La mise en œuvre d’« UE 2020 » nécessiterait également la mise en place de synergies et de complémentarités entre tous les niveaux de décision, en application des principes de subsidiarité et de proportionnalité, à la fois en matière d’actions à mettre en œuvre et de financement. C’est la voie suivie par exemple par la Belgique qui a déjà organisé une réunion entre ministres fédéraux et régionaux pour la préparation des actions à mettre en oeuvre en soutien de la stratégie UE 2020 dans les mois à venir, en demandant en outre un « accent social plus marqué » dans son application.

Afin de favoriser une telle dynamique, il serait par exemple utile de mettre en place un document budgétaire unique qui intègre les différents niveaux de décision (politiques européennes, propositions prévisionnelles des Etats membres et des grandes collectivités) et à l’inverse, de faire apparaître dans les budgets régionaux et nationaux les subsides en provenance de Bruxelles pour toutes les politiques qui en bénéficieront. Une telle démarche accroîtrait la transparence quant aux responsabilités respectives de chaque échelon et la lisibilité de la stratégie pour les citoyens. Elle éviterait certains doublons et permettrait d’orienter les débats vers la recherche de l’efficacité pour atteindre les objectifs fixés. Au niveau européen, elle faciliterait la recherche de la meilleure « plus-value européenne » pour le budget de l’UE et permettrait de mieux identifier les domaines où la mutualisation des moyens au niveau européen est la plus pertinente.

Changer le modèle de développement de l’Europe dans le sens d’une croissance innovante, sociale et verte supposerait non seulement l’adoption d’objectifs économiques, sociaux et environnementaux ambitieux mais la mise en place de moyens d’action propres (financiers, réglementaires) et de mécanismes institutionnels appropriés au niveau européen.

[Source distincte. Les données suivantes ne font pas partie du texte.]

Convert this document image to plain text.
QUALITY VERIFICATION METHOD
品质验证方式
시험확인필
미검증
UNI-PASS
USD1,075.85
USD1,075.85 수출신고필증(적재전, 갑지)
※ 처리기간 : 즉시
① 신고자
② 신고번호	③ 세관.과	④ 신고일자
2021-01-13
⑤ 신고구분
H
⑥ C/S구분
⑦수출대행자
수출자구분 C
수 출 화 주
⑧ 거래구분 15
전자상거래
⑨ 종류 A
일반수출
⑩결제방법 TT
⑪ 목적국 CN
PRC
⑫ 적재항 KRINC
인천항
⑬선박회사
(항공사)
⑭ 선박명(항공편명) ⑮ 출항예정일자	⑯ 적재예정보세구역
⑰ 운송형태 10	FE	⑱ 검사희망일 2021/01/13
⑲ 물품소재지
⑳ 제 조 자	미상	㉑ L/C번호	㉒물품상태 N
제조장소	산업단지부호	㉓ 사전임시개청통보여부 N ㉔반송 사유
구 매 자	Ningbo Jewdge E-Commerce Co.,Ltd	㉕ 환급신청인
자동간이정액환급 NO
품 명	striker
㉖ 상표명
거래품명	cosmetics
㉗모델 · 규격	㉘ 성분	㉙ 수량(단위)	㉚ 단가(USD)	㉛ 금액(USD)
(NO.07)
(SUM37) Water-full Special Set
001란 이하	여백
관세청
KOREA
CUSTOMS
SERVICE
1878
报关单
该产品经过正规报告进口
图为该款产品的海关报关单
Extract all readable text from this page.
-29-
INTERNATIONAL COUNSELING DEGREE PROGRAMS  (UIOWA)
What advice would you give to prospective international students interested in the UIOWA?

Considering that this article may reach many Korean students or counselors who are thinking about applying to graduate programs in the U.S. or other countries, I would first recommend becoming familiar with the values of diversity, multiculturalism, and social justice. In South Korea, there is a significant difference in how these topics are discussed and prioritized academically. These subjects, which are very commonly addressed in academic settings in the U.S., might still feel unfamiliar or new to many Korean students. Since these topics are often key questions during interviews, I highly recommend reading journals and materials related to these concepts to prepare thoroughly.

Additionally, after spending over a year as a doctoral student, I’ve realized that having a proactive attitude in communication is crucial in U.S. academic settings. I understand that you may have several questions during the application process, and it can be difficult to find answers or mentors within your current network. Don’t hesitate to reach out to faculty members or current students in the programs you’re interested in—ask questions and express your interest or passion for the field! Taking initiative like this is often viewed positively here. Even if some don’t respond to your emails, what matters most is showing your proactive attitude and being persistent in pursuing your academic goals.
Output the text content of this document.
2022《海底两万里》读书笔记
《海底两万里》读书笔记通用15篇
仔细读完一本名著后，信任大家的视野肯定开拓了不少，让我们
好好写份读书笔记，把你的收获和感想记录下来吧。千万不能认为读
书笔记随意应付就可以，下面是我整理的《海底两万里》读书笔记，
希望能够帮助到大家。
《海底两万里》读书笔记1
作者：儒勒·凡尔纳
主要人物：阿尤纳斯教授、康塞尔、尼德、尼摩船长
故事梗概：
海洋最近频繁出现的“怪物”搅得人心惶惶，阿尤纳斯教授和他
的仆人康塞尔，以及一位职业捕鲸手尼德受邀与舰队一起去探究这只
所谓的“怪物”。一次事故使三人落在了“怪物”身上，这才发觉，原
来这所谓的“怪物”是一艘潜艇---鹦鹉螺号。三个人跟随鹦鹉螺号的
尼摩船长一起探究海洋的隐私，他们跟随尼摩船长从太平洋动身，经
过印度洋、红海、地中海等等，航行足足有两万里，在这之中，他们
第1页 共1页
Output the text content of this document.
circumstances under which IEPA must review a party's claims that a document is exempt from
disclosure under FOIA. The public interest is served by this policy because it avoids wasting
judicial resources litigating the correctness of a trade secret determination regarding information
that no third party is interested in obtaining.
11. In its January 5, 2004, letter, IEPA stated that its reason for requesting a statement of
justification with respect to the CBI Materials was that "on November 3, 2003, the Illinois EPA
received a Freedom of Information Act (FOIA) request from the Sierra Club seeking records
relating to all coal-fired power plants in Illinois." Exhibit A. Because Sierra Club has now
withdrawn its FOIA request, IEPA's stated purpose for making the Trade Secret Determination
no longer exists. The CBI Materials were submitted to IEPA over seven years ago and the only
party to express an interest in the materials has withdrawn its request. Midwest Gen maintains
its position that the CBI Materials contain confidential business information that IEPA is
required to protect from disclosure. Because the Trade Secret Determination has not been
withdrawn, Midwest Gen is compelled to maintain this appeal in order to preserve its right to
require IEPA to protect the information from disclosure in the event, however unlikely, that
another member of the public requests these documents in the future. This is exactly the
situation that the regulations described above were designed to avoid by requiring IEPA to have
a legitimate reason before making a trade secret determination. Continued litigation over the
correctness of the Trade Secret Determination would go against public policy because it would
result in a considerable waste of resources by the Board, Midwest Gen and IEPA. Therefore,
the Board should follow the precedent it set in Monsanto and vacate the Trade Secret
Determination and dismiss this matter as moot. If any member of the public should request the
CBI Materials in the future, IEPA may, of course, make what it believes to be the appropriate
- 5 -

C’est ce qui faisait défaut à la « stratégie de Lisbonne » 2000–2010, et c’est encore ce qui manque à la stratégie « UE 2020 » proposée aujourd’hui. D’une part, la faiblesse du budget de l’Union ampute fortement sa capacité d’action propre. D’autre part, les réticences des Etats vis-à-vis de tout engagement contraignant empêchent la mise en place des incitations nécessaires. Le désintérêt actuel pour la construction européenne risque de faire de cette stratégie un nouveau catalogue de vœux pieux.

Dans ce contexte très imparfait, des pistes d’amélioration existent : augmentation du budget européen pour 2014–2020 et mise en place de ressources propres, incitations financières aux réformes nationales, évolution des règles en matière d’aides d’Etat, imbrication de la stratégie « UE 2020 » et du cadre de l’Union économique et monétaire, etc. De plus, l’Union continue à disposer du levier normatif : il faut qu’il soit pleinement mobilisé, y compris dans sa dimension extérieure, afin de contribuer à définir le nouveau modèle d’économie sociale de marché durable dont l’Europe a besoin.

La stratégie « UE 2020 », qui fixe les principales orientations de l’action de l’UE dans les dix années qui viennent, doit être adoptée définitivement par le Conseil européen en juin prochain, sans avoir provoqué jusqu’ici un véritable débat dans les Etats membres. Les partis politiques et tous les acteurs concernés devraient pourtant s’en saisir, car il s’agit tout simplement de décider quels moyens les Européens mettent en œuvre ensemble pour répondre aux grands défis économiques, sociaux et environnementaux contemporains.

  1. Pseudonymes de fonctionnaires européens et de spécialistes des affaires européennes.